Roberto Ferdman interviews Jayson Lusk, an agricultural economist at Oklahoma State University, about why the public’s aversion to GMO foods has stayed strong even as the scientific consensus has become nearly unanimous that GMO foods are safe. Toward the end, though, he finally get to my hot button food issue:

Can you think of other forms of technology that have overcome consumer fears?

A perfect example is pasteurization in milk. At [first] it was very strange to people, and no one knew what to think about it. But today it’s widely accepted and viewed as improving the safety of milk.

Another one is microwaves. Everyone has them in their home today, but back in the 1970s it was close to zero. It took a bit for them to catch on, for people to warm up to them.

But then there are things like food irradiation that are perfectly safe but people seem to be permanently skeptical of.

Food irradiation! Dammit, Lusk is right: despite the fact that it includes the word “radiation,” food irradiation is completely harmless. It’s also really effective at killing the pathogens that cause all those periodic outbreaks of food poisoning you hear so much about. Irradiate your hamburger and you can safely cook it medium rare if you want. Irradiate your lettuce and worries about e. coli are a thing of the past. I wish someone made a cheap, personal food irradiation machine. I’d irradiate everything I ate. Unfortunately, irradiation machines tend to be the size of a dump truck and cost several million dollars, so that’s not in the cards.

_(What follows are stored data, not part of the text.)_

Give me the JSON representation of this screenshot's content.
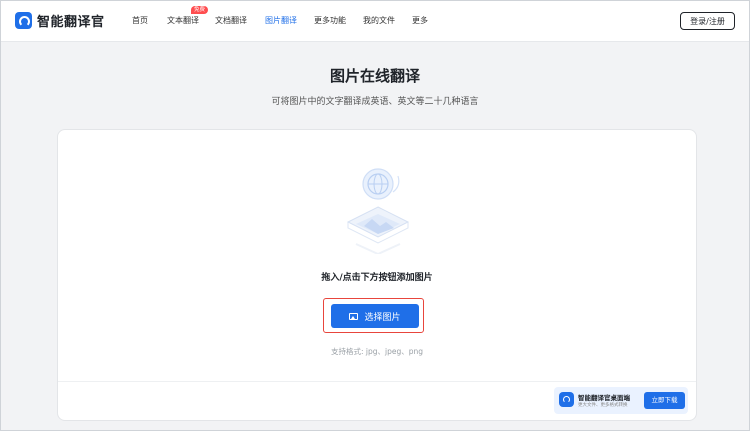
{
  "header": {
    "logo_text": "智能翻译官",
    "nav": [
      {
        "label": "首页"
      },
      {
        "label": "文本翻译"
      },
      {
        "label": "文档翻译"
      },
      {
        "label": "图片翻译",
        "active": true
      },
      {
        "label": "更多功能"
      },
      {
        "label": "我的文件"
      },
      {
        "label": "更多"
      }
    ],
    "badge": "免费",
    "login_label": "登录/注册"
  },
  "hero": {
    "title": "图片在线翻译",
    "subtitle": "可将图片中的文字翻译成英语、英文等二十几种语言"
  },
  "upload": {
    "drop_text": "拖入/点击下方按钮添加图片",
    "button_label": "选择图片",
    "formats": "支持格式: jpg、jpeg、png"
  },
  "promo": {
    "title": "智能翻译官桌面端",
    "subtitle": "更大文件、更多格式转换",
    "button_label": "立即下载"
  },
  "colors": {
    "accent": "#1f6fe8",
    "badge": "#ff4d4f",
    "highlight": "#e8453c"
  }
}
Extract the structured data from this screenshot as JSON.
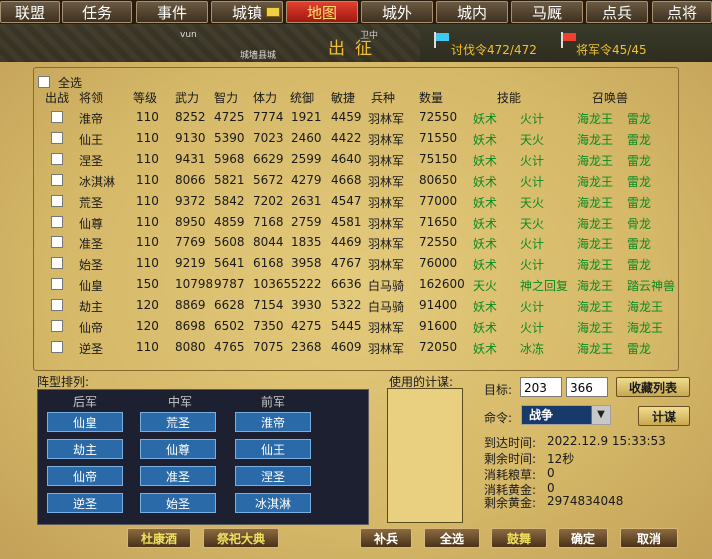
{
  "nav": [
    "联盟",
    "任务",
    "事件",
    "城镇",
    "地图",
    "城外",
    "城内",
    "马厩",
    "点兵",
    "点将"
  ],
  "header": {
    "title": "出征",
    "crusade_order": "讨伐令472/472",
    "general_order": "将军令45/45",
    "map_texts": [
      "vun",
      "城墙县城",
      "卫中"
    ]
  },
  "table": {
    "select_all": "全选",
    "headers": [
      "出战",
      "将领",
      "等级",
      "武力",
      "智力",
      "体力",
      "统御",
      "敏捷",
      "兵种",
      "数量",
      "技能",
      "召唤兽"
    ],
    "rows": [
      {
        "name": "淮帝",
        "level": "110",
        "str": "8252",
        "int": "4725",
        "vit": "7774",
        "lead": "1921",
        "agi": "4459",
        "troop": "羽林军",
        "count": "72550",
        "skill1": "妖术",
        "skill2": "火计",
        "beast1": "海龙王",
        "beast2": "雷龙"
      },
      {
        "name": "仙王",
        "level": "110",
        "str": "9130",
        "int": "5390",
        "vit": "7023",
        "lead": "2460",
        "agi": "4422",
        "troop": "羽林军",
        "count": "71550",
        "skill1": "妖术",
        "skill2": "天火",
        "beast1": "海龙王",
        "beast2": "雷龙"
      },
      {
        "name": "涅圣",
        "level": "110",
        "str": "9431",
        "int": "5968",
        "vit": "6629",
        "lead": "2599",
        "agi": "4640",
        "troop": "羽林军",
        "count": "75150",
        "skill1": "妖术",
        "skill2": "火计",
        "beast1": "海龙王",
        "beast2": "雷龙"
      },
      {
        "name": "冰淇淋",
        "level": "110",
        "str": "8066",
        "int": "5821",
        "vit": "5672",
        "lead": "4279",
        "agi": "4668",
        "troop": "羽林军",
        "count": "80650",
        "skill1": "妖术",
        "skill2": "火计",
        "beast1": "海龙王",
        "beast2": "雷龙"
      },
      {
        "name": "荒圣",
        "level": "110",
        "str": "9372",
        "int": "5842",
        "vit": "7202",
        "lead": "2631",
        "agi": "4547",
        "troop": "羽林军",
        "count": "77000",
        "skill1": "妖术",
        "skill2": "天火",
        "beast1": "海龙王",
        "beast2": "雷龙"
      },
      {
        "name": "仙尊",
        "level": "110",
        "str": "8950",
        "int": "4859",
        "vit": "7168",
        "lead": "2759",
        "agi": "4581",
        "troop": "羽林军",
        "count": "71650",
        "skill1": "妖术",
        "skill2": "天火",
        "beast1": "海龙王",
        "beast2": "骨龙"
      },
      {
        "name": "准圣",
        "level": "110",
        "str": "7769",
        "int": "5608",
        "vit": "8044",
        "lead": "1835",
        "agi": "4469",
        "troop": "羽林军",
        "count": "72550",
        "skill1": "妖术",
        "skill2": "火计",
        "beast1": "海龙王",
        "beast2": "雷龙"
      },
      {
        "name": "始圣",
        "level": "110",
        "str": "9219",
        "int": "5641",
        "vit": "6168",
        "lead": "3958",
        "agi": "4767",
        "troop": "羽林军",
        "count": "76000",
        "skill1": "妖术",
        "skill2": "火计",
        "beast1": "海龙王",
        "beast2": "雷龙"
      },
      {
        "name": "仙皇",
        "level": "150",
        "str": "10798",
        "int": "9787",
        "vit": "10365",
        "lead": "5222",
        "agi": "6636",
        "troop": "白马骑",
        "count": "162600",
        "skill1": "天火",
        "skill2": "神之回复",
        "beast1": "海龙王",
        "beast2": "踏云神兽"
      },
      {
        "name": "劫主",
        "level": "120",
        "str": "8869",
        "int": "6628",
        "vit": "7154",
        "lead": "3930",
        "agi": "5322",
        "troop": "白马骑",
        "count": "91400",
        "skill1": "妖术",
        "skill2": "火计",
        "beast1": "海龙王",
        "beast2": "海龙王"
      },
      {
        "name": "仙帝",
        "level": "120",
        "str": "8698",
        "int": "6502",
        "vit": "7350",
        "lead": "4275",
        "agi": "5445",
        "troop": "羽林军",
        "count": "91600",
        "skill1": "妖术",
        "skill2": "火计",
        "beast1": "海龙王",
        "beast2": "海龙王"
      },
      {
        "name": "逆圣",
        "level": "110",
        "str": "8080",
        "int": "4765",
        "vit": "7075",
        "lead": "2368",
        "agi": "4609",
        "troop": "羽林军",
        "count": "72050",
        "skill1": "妖术",
        "skill2": "冰冻",
        "beast1": "海龙王",
        "beast2": "雷龙"
      }
    ]
  },
  "formation": {
    "label": "阵型排列:",
    "headers": [
      "后军",
      "中军",
      "前军"
    ],
    "grid": [
      [
        "仙皇",
        "荒圣",
        "淮帝"
      ],
      [
        "劫主",
        "仙尊",
        "仙王"
      ],
      [
        "仙帝",
        "准圣",
        "涅圣"
      ],
      [
        "逆圣",
        "始圣",
        "冰淇淋"
      ]
    ]
  },
  "strategy": {
    "label": "使用的计谋:"
  },
  "target": {
    "label": "目标:",
    "x": "203",
    "y": "366",
    "fav_button": "收藏列表"
  },
  "command": {
    "label": "命令:",
    "value": "战争",
    "plan_button": "计谋"
  },
  "info": {
    "arrival_label": "到达时间:",
    "arrival": "2022.12.9  15:33:53",
    "remain_label": "剩余时间:",
    "remain": "12秒",
    "food_label": "消耗粮草:",
    "food": "0",
    "gold_label": "消耗黄金:",
    "gold": "0",
    "left_gold_label": "剩余黄金:",
    "left_gold": "2974834048"
  },
  "buttons": {
    "dukang": "杜康酒",
    "sacrifice": "祭祀大典",
    "replenish": "补兵",
    "all": "全选",
    "drum": "鼓舞",
    "ok": "确定",
    "cancel": "取消"
  }
}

Maybe the Japanese should get in on this. They’re pretty good at miniaturizing things; they’re pretty good at selling consumer tech; and they’ve got a huge domestic market of people who are gadget and technology crazy and probably aren’t afraid of irradiated food. Although I could be wrong about that, what with Hiroshima in their past and Fukushima in their present.

Anyway, food irradiation. It’s cheap on an industrial scale, totally harmless, and makes your food safer. What’s not to like?